‘Pretending’ to Be Married Is Latest Relationship Craze

When I was in college, the thought of living with my then boyfriend and playing house totally excited me. I wanted the 2.3 kids (though I never understood the 0.3), the dog, and the white picket fence. I wanted us to share bank accounts as well as our hopes and our dreams.

When we graduated from the same university, we both moved to New York City. We never made it to the joint checking account, although we did stay together for nine years. We dated. He lived on the Upper East Side and I lived in Gramercy Park. We kept our own places, but stayed together, on average, five times a week. We didn't have a label for what we were doing. We were in a relationship and the only question was: "Am I sleeping at your place tonight, or are you sleeping at mine?" 

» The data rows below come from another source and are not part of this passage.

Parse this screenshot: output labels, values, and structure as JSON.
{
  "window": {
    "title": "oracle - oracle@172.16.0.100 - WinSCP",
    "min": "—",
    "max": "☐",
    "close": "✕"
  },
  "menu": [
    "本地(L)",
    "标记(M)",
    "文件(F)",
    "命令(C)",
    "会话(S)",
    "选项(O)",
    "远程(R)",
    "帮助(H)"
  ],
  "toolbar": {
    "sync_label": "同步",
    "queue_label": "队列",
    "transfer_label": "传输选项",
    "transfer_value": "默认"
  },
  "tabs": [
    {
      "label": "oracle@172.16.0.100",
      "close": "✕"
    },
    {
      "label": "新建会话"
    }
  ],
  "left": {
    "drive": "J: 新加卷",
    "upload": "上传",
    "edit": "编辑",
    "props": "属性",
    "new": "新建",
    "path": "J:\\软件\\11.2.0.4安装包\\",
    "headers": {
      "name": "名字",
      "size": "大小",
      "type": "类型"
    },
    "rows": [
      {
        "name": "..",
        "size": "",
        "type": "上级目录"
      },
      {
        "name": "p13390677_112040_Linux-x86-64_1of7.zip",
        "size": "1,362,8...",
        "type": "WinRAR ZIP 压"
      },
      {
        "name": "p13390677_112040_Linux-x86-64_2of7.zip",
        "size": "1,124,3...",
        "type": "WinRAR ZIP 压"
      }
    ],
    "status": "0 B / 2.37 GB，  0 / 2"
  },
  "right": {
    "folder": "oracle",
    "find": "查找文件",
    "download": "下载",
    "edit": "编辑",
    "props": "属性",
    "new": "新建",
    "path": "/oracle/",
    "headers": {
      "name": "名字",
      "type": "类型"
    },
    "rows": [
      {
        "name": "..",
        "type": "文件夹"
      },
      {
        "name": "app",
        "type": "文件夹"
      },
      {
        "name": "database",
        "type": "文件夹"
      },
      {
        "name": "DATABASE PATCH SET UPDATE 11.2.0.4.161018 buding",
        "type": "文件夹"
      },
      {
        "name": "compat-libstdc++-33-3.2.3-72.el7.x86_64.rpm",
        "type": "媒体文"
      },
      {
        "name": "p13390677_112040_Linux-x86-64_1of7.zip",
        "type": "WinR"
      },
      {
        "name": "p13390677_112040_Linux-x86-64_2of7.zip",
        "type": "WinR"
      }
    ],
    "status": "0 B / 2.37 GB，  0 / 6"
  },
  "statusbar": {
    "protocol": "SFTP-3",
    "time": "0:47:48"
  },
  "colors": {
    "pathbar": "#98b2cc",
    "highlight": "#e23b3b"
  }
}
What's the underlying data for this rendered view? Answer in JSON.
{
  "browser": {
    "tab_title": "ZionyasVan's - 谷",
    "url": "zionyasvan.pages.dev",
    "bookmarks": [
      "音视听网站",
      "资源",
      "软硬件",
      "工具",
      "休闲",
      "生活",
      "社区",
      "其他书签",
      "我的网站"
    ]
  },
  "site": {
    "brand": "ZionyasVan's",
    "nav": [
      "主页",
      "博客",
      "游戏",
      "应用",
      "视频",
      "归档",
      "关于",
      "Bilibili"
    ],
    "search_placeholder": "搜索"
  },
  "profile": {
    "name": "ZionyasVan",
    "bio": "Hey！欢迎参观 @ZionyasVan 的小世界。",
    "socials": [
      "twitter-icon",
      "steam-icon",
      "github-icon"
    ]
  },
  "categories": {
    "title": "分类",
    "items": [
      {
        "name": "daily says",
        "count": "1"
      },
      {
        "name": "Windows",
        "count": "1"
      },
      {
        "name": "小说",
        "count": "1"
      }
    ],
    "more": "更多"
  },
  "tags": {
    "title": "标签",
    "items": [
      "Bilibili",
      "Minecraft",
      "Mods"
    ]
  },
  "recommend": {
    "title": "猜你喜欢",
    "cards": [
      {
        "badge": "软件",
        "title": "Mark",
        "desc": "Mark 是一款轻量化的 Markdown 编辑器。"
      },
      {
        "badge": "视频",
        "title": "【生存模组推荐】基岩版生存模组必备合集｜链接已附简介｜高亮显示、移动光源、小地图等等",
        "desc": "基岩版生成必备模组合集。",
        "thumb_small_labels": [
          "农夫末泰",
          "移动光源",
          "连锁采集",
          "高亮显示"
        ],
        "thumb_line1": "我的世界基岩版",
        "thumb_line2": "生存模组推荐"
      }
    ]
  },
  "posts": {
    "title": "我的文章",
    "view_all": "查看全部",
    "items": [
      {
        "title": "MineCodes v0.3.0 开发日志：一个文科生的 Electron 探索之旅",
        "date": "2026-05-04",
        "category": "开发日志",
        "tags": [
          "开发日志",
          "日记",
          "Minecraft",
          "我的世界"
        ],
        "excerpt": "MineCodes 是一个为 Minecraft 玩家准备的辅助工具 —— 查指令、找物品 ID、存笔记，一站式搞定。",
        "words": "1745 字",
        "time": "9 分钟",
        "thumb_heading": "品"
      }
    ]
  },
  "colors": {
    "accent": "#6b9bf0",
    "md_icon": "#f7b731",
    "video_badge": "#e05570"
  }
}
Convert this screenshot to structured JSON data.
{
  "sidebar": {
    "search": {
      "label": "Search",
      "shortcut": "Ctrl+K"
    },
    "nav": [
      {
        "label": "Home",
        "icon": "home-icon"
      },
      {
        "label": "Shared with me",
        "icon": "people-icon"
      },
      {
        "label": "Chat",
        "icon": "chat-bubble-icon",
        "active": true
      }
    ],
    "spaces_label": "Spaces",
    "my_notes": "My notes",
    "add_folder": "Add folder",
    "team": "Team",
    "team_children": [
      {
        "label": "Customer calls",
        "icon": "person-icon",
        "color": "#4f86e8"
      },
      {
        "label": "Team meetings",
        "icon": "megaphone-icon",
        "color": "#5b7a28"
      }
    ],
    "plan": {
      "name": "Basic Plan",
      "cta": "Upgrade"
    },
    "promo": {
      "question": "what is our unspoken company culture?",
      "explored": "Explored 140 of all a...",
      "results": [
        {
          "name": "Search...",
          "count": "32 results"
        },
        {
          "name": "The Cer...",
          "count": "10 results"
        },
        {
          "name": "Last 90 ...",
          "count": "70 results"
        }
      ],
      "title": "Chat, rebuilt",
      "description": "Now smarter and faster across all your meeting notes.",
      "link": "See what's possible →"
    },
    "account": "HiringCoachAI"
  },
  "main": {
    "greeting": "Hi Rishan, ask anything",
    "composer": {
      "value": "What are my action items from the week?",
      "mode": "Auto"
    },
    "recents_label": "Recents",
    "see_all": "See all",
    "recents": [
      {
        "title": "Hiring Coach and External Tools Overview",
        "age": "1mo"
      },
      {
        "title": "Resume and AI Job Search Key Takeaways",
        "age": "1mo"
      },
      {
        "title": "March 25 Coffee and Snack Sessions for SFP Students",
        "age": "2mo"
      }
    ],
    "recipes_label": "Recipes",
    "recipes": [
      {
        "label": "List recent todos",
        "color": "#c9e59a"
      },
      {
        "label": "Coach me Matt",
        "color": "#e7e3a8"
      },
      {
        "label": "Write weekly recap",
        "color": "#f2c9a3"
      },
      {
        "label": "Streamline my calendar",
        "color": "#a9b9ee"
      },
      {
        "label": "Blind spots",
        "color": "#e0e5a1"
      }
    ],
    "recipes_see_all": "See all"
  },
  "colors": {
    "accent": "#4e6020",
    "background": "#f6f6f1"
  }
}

Today it's called a stayover relationship. It's also being called "the new marriage," but really it's just 20-somethings dating. 

What's the definition of a stayover relationship? It's monogamous. It's for college-educated couples in their 20s. It's defined as spending between three to seven nights together, while maintaining separate residences. As far as this being news, it isn't anything new. 

According to researcher Tyler Jamison, stayover relationships are "a pretty stable and convenient middle ground between casual dating and more formal commitments like living together and getting married." Isn't that what happens when you're dating and in your 20s? It's what happened to me, and what happened to a lot of my friends before they decided to settle down. More young adults are waiting longer to get married. Stayover relationship or not. Especially city-folk in their 20s who are realizing that a career is as important to them as a romantic liaison.

Sure, if you live in New York, San Francisco, or Chicago, shacking up seems like an economical way to go. But if being economical isn't your concern, freedom may be your biggest priority. After graduation is the best time to assert your independence, after all; you're out of your parents' house and making your own money. These are obvious reasons to enjoy the best of both the single and the coupled world. 

Stayovers may be the answer for what happens to couples in their 20s who aren't following a clear path from courtship to marriage. But really, how is this different than what I was doing more than a decade ago?

Have you ever been in a stayover relationship?